Subjects who the investigator believes that they and/or their parent(s)/guardian(s) can and will comply with the requirements of the protocol should be enrolled in the study.
A male or female having been vaccinated with a meningococcal vaccine in the primary study 109069.
Written informed consent obtained from parent(s)/guardian(s) of the subject and written informed assent obtained from the subject if the subject is less than 18 years of age, or written informed consent obtained from the subject if the subject has achieved the 18th birthday.

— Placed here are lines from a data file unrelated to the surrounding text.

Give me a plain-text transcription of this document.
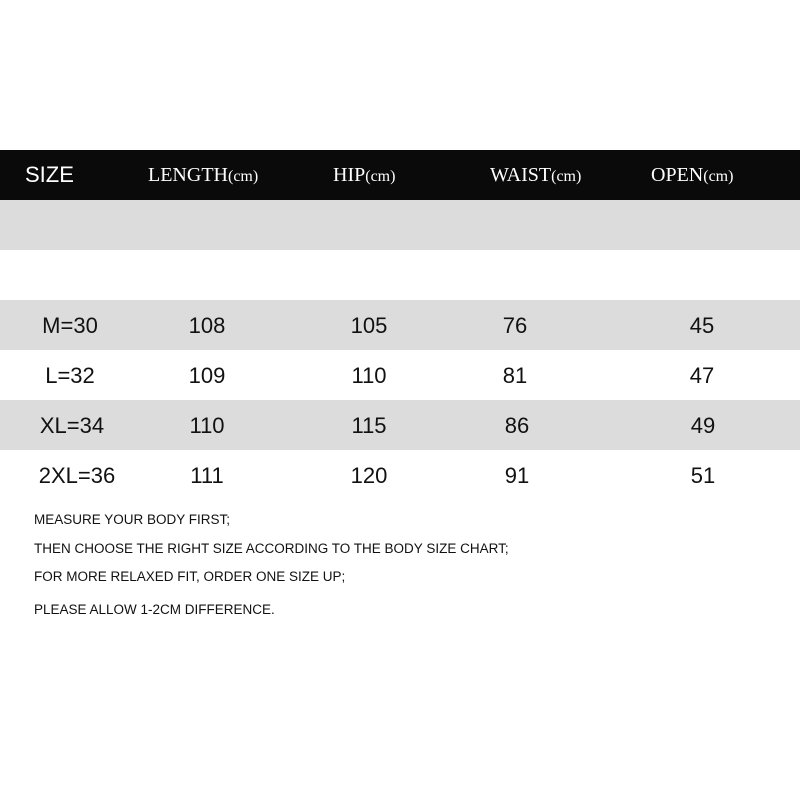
SIZE	LENGTH(cm)	HIP(cm)	WAIST(cm)	OPEN(cm)
M=30	108	105	76	45
L=32	109	110	81	47
XL=34	110	115	86	49
2XL=36	111	120	91	51
MEASURE YOUR BODY FIRST;
THEN CHOOSE THE RIGHT SIZE ACCORDING TO THE BODY SIZE CHART;
FOR MORE RELAXED FIT, ORDER ONE SIZE UP;
PLEASE ALLOW 1-2CM DIFFERENCE.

Healthy subjects as established by medical history and clinical examination before entering into the study.

Exclusion criteria

Use of any investigational or non-registered product (drug or vaccine) within 30 days preceding the subject's first visit.
History of meningococcal disease; such cases will be documented.
Administration of a meningococcal polysaccharide or a meningococcal polysaccharide conjugate vaccine since previous vaccination in study 109069.
Any confirmed or suspected immunosuppressive or immunodeficient condition, based on medical history.
Administration of immunoglobulins and/or any blood products within the three months preceding the subject's first visit.
Bleeding disorders, such as thrombocytopenia, or subjects on anti-coagulant therapy
Subjects who withdrew consent to be contacted for follow-up studies.